About the issues haunting Clark, which include a 2012 conviction for stealing a laptop from a fellow student’s dormitory room, Carroll insisted: “We really are concerned, of course we are.”
So there’s that.
Schneider and Carroll take justifiable pride in their defiance of conventional wisdom. The 2010 trade with Buffalo for running back Marshawn Lynch — he was sent to the Seahawks in exchange for the pair of mid-round draft picks that turned out to be Chris Hairston and Tank Carder — ranks among the most one-sided deals in NFL history.
Two years later, draft experts all but giggled at how the Seahawks wasted a third-round selection on 5-foot-11 Wisconsin quarterback Russell Wilson, seen as too short to excel at the next level. Wilson was given the keys to the car, beating out ballyhooed free-agent veteran Matt Flynn in summer-camp competition, and the rookie’s quick ascent into a Pro Bowl quarterback validated the perception that Schneider and Carroll are geniuses.

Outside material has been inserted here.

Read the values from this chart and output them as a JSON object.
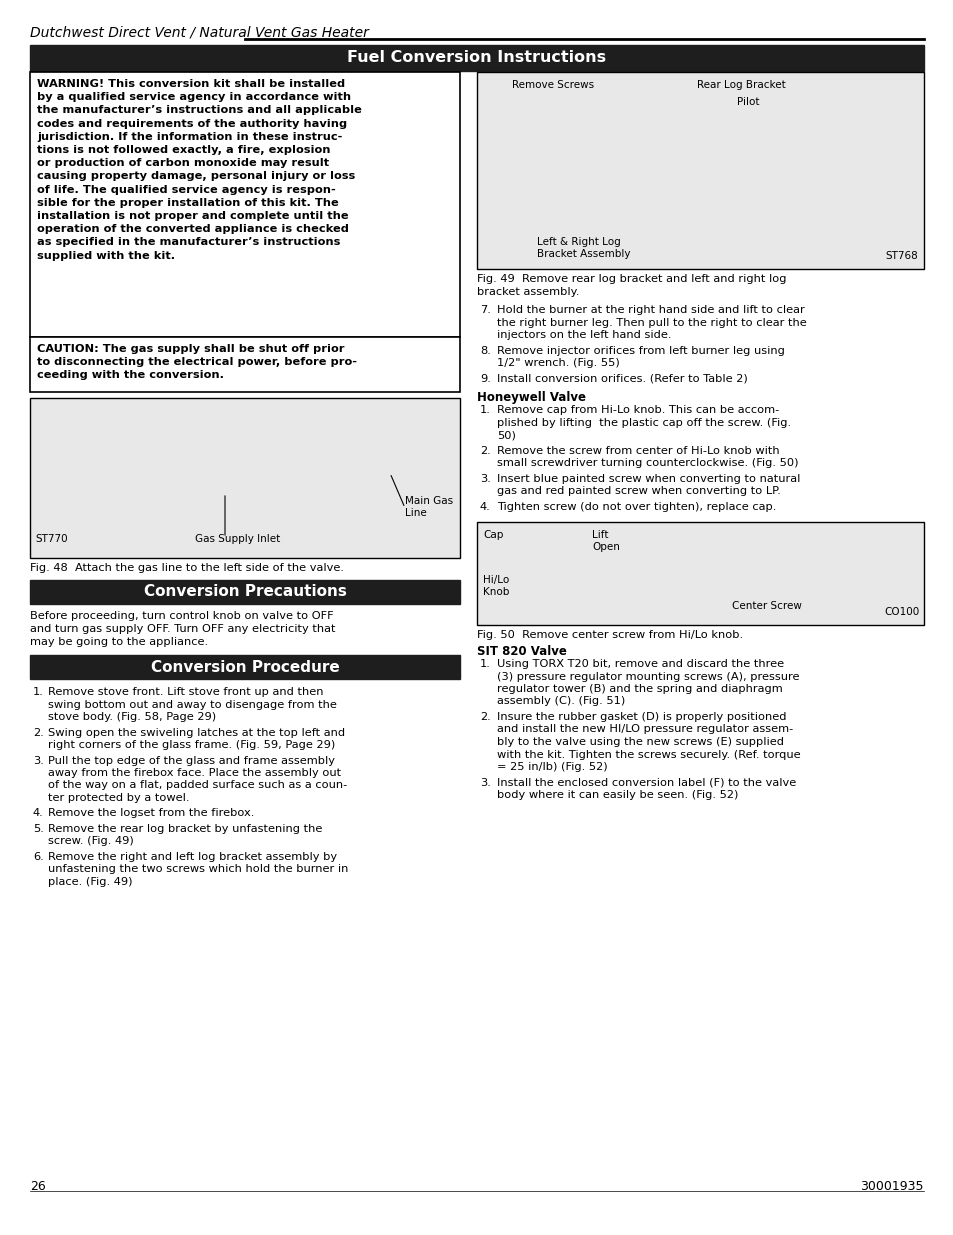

The home-run swing acquisition of the versatile, volatile Percy Harvin turned out to be a whiff, but before Harvin was exposed as a source of major turmoil behind closed doors, he scored a touchdown on the second-half kickoff return that sealed a Super Bowl victory.
The Seahawks were in position to win another Lombardi Trophy — second down, needing less than a yard to take a last-minute lead against the New England Patriots — when Carroll remembered that the essence of being a brilliant tactician is the ability to deduce what nobody else is deducing.
How’d that turn out?
A typical coach might be humbled after giving his OK to the worst football play ever called, but Carroll is not typical. Nor is Schneider, who obviously relishes his reputation as an outside-the-box iconoclast.

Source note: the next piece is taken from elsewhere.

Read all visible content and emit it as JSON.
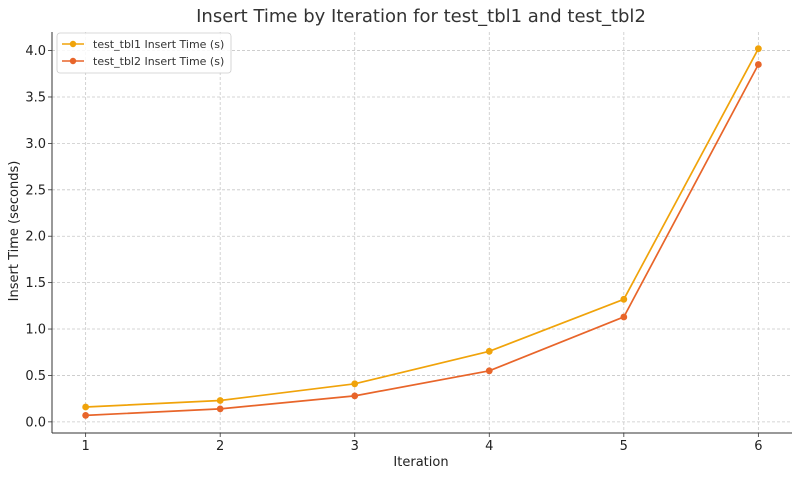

The Hawks had surrendered their first-round choice to the Saints in the trade for touchdown-hungry tight end Jimmy Graham — still another widely applauded transaction — and by taking Clark in the second round, Schneider and Carroll were counting on long-term retrospectives in the tone of “wow, they did it again.”

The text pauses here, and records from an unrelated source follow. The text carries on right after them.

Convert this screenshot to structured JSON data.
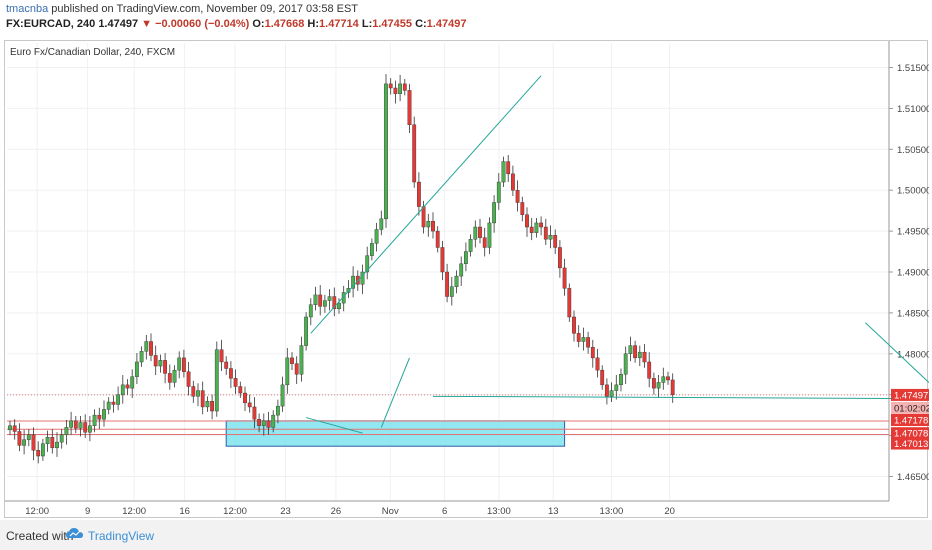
{
  "header": {
    "user": "tmacnba",
    "published": "published on TradingView.com, November 09, 2017 03:58 EST",
    "symbol": "FX:EURCAD, 240",
    "last": "1.47497",
    "change": "−0.00060 (−0.04%)",
    "open_label": "O:",
    "open": "1.47668",
    "high_label": "H:",
    "high": "1.47714",
    "low_label": "L:",
    "low": "1.47455",
    "close_label": "C:",
    "close": "1.47497"
  },
  "legend": {
    "title": "Euro Fx/Canadian Dollar, 240, FXCM"
  },
  "footer": {
    "created_with": "Created with",
    "brand": "TradingView"
  },
  "colors": {
    "up": "#4caf50",
    "down": "#e53935",
    "line": "#26a69a",
    "zone": "#7fe3ef",
    "zone_border": "#2a5fa8",
    "hline": "#e57373"
  },
  "chart_data": {
    "type": "candlestick",
    "title": "Euro Fx/Canadian Dollar, 240, FXCM",
    "ylim": [
      1.462,
      1.518
    ],
    "y_ticks": [
      "1.46500",
      "1.47000",
      "1.47500",
      "1.48000",
      "1.48500",
      "1.49000",
      "1.49500",
      "1.50000",
      "1.50500",
      "1.51000",
      "1.51500"
    ],
    "x_ticks": [
      "12:00",
      "9",
      "12:00",
      "16",
      "12:00",
      "23",
      "26",
      "Nov",
      "6",
      "13:00",
      "13",
      "13:00",
      "20"
    ],
    "price_labels": [
      {
        "text": "1.47497",
        "value": 1.47497,
        "color": "#e53935"
      },
      {
        "text": "01:02:02",
        "value": 1.4731,
        "color": "#ffffff"
      },
      {
        "text": "1.47178",
        "value": 1.47178,
        "color": "#e53935"
      },
      {
        "text": "1.47078",
        "value": 1.47078,
        "color": "#e53935"
      },
      {
        "text": "1.47013",
        "value": 1.47013,
        "color": "#e53935"
      }
    ],
    "horizontal_levels": [
      1.47178,
      1.47078,
      1.47013
    ],
    "zone": {
      "x_start": 46,
      "x_end": 118,
      "y_top": 1.4718,
      "y_bottom": 1.4687
    },
    "closes": [
      1.4712,
      1.4705,
      1.4688,
      1.4695,
      1.4701,
      1.4682,
      1.4675,
      1.469,
      1.4698,
      1.4685,
      1.4692,
      1.4701,
      1.471,
      1.4718,
      1.4709,
      1.4716,
      1.4704,
      1.4712,
      1.4725,
      1.472,
      1.4732,
      1.4741,
      1.4738,
      1.475,
      1.4762,
      1.4758,
      1.4772,
      1.479,
      1.4803,
      1.4815,
      1.4798,
      1.4785,
      1.4792,
      1.4776,
      1.4765,
      1.478,
      1.4795,
      1.4778,
      1.476,
      1.4748,
      1.4755,
      1.4735,
      1.4742,
      1.473,
      1.4805,
      1.479,
      1.4782,
      1.477,
      1.476,
      1.4752,
      1.474,
      1.4735,
      1.472,
      1.4712,
      1.4718,
      1.471,
      1.4725,
      1.4736,
      1.4762,
      1.4795,
      1.4788,
      1.4775,
      1.481,
      1.4845,
      1.486,
      1.4872,
      1.4858,
      1.4865,
      1.487,
      1.4855,
      1.4862,
      1.4875,
      1.488,
      1.4895,
      1.4885,
      1.49,
      1.492,
      1.4935,
      1.4952,
      1.4965,
      1.513,
      1.5125,
      1.5118,
      1.513,
      1.5122,
      1.508,
      1.501,
      1.498,
      1.4955,
      1.4962,
      1.495,
      1.493,
      1.49,
      1.487,
      1.4882,
      1.4895,
      1.491,
      1.4925,
      1.494,
      1.4955,
      1.4942,
      1.493,
      1.496,
      1.4985,
      1.501,
      1.5035,
      1.502,
      1.5,
      1.4985,
      1.497,
      1.4955,
      1.4948,
      1.496,
      1.4955,
      1.494,
      1.4945,
      1.493,
      1.4905,
      1.488,
      1.4845,
      1.4825,
      1.4815,
      1.482,
      1.4808,
      1.4795,
      1.478,
      1.4762,
      1.4748,
      1.4755,
      1.4762,
      1.4775,
      1.48,
      1.481,
      1.4795,
      1.4802,
      1.479,
      1.477,
      1.4758,
      1.4765,
      1.4772,
      1.4768,
      1.475
    ],
    "trend_lines": [
      {
        "x1": 63,
        "y1": 1.4722,
        "x2": 75,
        "y2": 1.4703
      },
      {
        "x1": 64,
        "y1": 1.4825,
        "x2": 113,
        "y2": 1.514
      },
      {
        "x1": 90,
        "y1": 1.4748,
        "x2": 200,
        "y2": 1.4745
      },
      {
        "x1": 79,
        "y1": 1.471,
        "x2": 85,
        "y2": 1.4795
      },
      {
        "x1": 182,
        "y1": 1.4838,
        "x2": 199,
        "y2": 1.4746
      }
    ]
  }
}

At 6-foot-2 and 277 pounds, possessed of the kind of first-step burst that can distract any quarterback, Clark fits Seattle’s need for a powerful pass rusher. Heck, every team needs a powerful pass rusher, but it was the Seahawks — while espousing a no-tolerance policy toward players associated with domestic violence — who used the first draft pick available to them on a player associated with domestic violence.
The arrogance is appalling, but not surprising.
Schneider and Carroll are smarter than we are, smarter than the police are, smarter than the best and brightest minds in the NFL are. Schneider and Carroll do what they do, anticipating anything they do ultimately will be answered with hosannas in the highest.
As for turning the seemingly routine selection of a second-round draft choice into a national news story, I suppose the dynamic duo is due some recognition.
Congratulations, guys. You’ve jumped the shark.